Prof Macknight juga manyajikan bukti bahwa dari paling sedikit tahun 1000 AD di Sulawesi Selatan, ada suatu kebudayaan yang kaya sejarah yang terus-menerus memperluas permukimannya. Beliau juga merujuk kepada penemuan arkeologi yang baru, yang membuktikan bahwa manusia moderen sudah ada di Sulawesi Selatan lebih dari 50,000 tahun silam. Di gua Leang-Leang di Maros, arkeolog dari Australia dan Indonesia menemukan bukti tentang kesenian yang paling tua di dunia (coba lihat artikel ini di Nature: http://www.nature.com/nature/journal/v514/n7521/abs/nature13422.html).  Pak Budianto Hakim, salah seorang penemu gambar tua ini, juga menhadiri ceramah Prof Campbell.

 

Prof Campbell juga berkata, penting supaya orang Indonesia membaca dan menulis tentang sejarahnya sendiri, dan penting supaya membaca dan menulis lebih banyak tentang Indonesia timur.
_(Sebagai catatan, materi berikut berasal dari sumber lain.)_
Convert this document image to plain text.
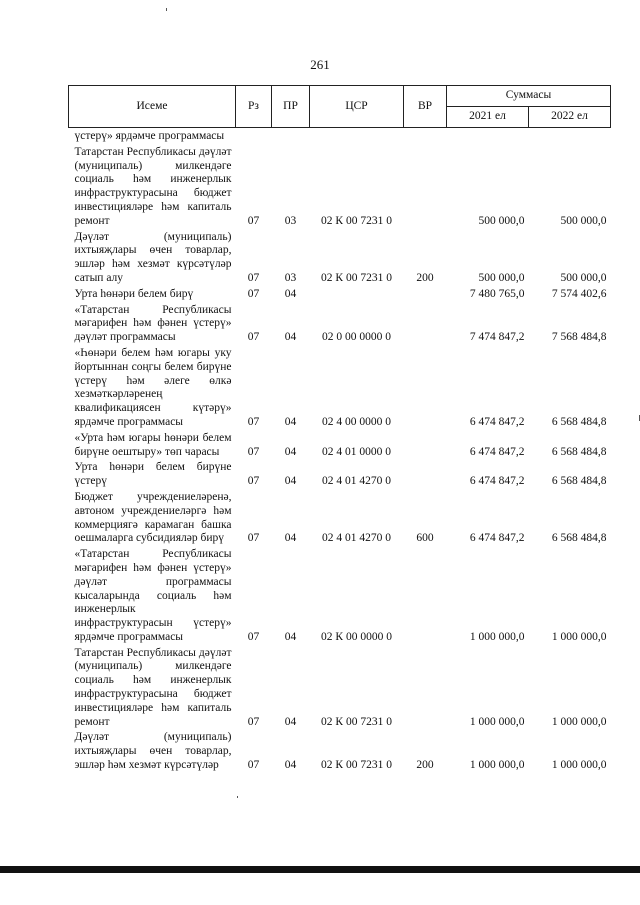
261
Исеме	Рз	ПР	ЦСР	ВР	Суммасы	
					2021 ел	2022 ел
үстерү» ярдәмче программасы						
Татарстан Республикасы дәүләт (муниципаль) милкендәге социаль һәм инженерлык инфраструктурасына бюджет инвестицияләре һәм капиталь ремонт	07	03	02 К 00 7231 0		500 000,0	500 000,0
Дәүләт (муниципаль) ихтыяҗлары өчен товарлар, эшләр һәм хезмәт күрсәтүләр сатып алу	07	03	02 К 00 7231 0	200	500 000,0	500 000,0
Урта һөнәри белем бирү	07	04			7 480 765,0	7 574 402,6
«Татарстан Республикасы мәгарифен һәм фәнен үстерү» дәүләт программасы	07	04	02 0 00 0000 0		7 474 847,2	7 568 484,8
«Һөнәри белем һәм югары уку йортыннан соңгы белем бирүне үстерү һәм әлеге өлкә хезмәткәрләренең квалификациясен күтәрү» ярдәмче программасы	07	04	02 4 00 0000 0		6 474 847,2	6 568 484,8
«Урта һәм югары һөнәри белем бирүне оештыру» төп чарасы	07	04	02 4 01 0000 0		6 474 847,2	6 568 484,8
Урта һөнәри белем бирүне үстерү	07	04	02 4 01 4270 0		6 474 847,2	6 568 484,8
Бюджет учреждениеләренә, автоном учреждениеләргә һәм коммерциягә карамаган башка оешмаларга субсидияләр бирү	07	04	02 4 01 4270 0	600	6 474 847,2	6 568 484,8
«Татарстан Республикасы мәгарифен һәм фәнен үстерү» дәүләт программасы кысаларында социаль һәм инженерлык инфраструктурасын үстерү» ярдәмче программасы	07	04	02 К 00 0000 0		1 000 000,0	1 000 000,0
Татарстан Республикасы дәүләт (муниципаль) милкендәге социаль һәм инженерлык инфраструктурасына бюджет инвестицияләре һәм капиталь ремонт	07	04	02 К 00 7231 0		1 000 000,0	1 000 000,0
Дәүләт (муниципаль) ихтыяҗлары өчен товарлар, эшләр һәм хезмәт күрсәтүләр	07	04	02 К 00 7231 0	200	1 000 000,0	1 000 000,0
Kebanyakan buku sejarah tentang Indonesia berfokus kepada Jawa, Sumatra dan Bali. Dan penelitian sejarah dewasa ini dapat menggunakan cara-cara dari disiplin lain seperti arkeologi, antropologi, filologi dan sosiologi, bahkan sistim informatika ilmu bumi dan sistim-sistim ilmiawi lainnya. Cara multi-disiplin ini membantu membuka rahasia dan kebenaran tentang sejarah setempat.

 

Setelah ceramah Prof Campbell ada banyak pertanyaan yang menarik dari pendengarnya. Semangat ini dari para pendengar menunjukkan bahwa ada minat yang dalam untuk mengetahui lebih banyak tentang sejarah dan prasejarah Sulawesi yang luar biasa ini. Sekarang gilirannya para sejarahwan muda dari Indonesia untuk meneruskannnya, dan lebih dalam menggali masa lampau. Kalau Anda menguasai masa lampau, Anda akan menguasai masa depanmu!

 

                                                                                                                                                              ***

 

[1] Australia baru mencapai kemerdekaannya pada tanggal 1 Januari tahun 1901. Sebelum itu Australia terdiri atas enam jajahan Inggeris yang masing-masing mempunyai pemerintahnya sendiri.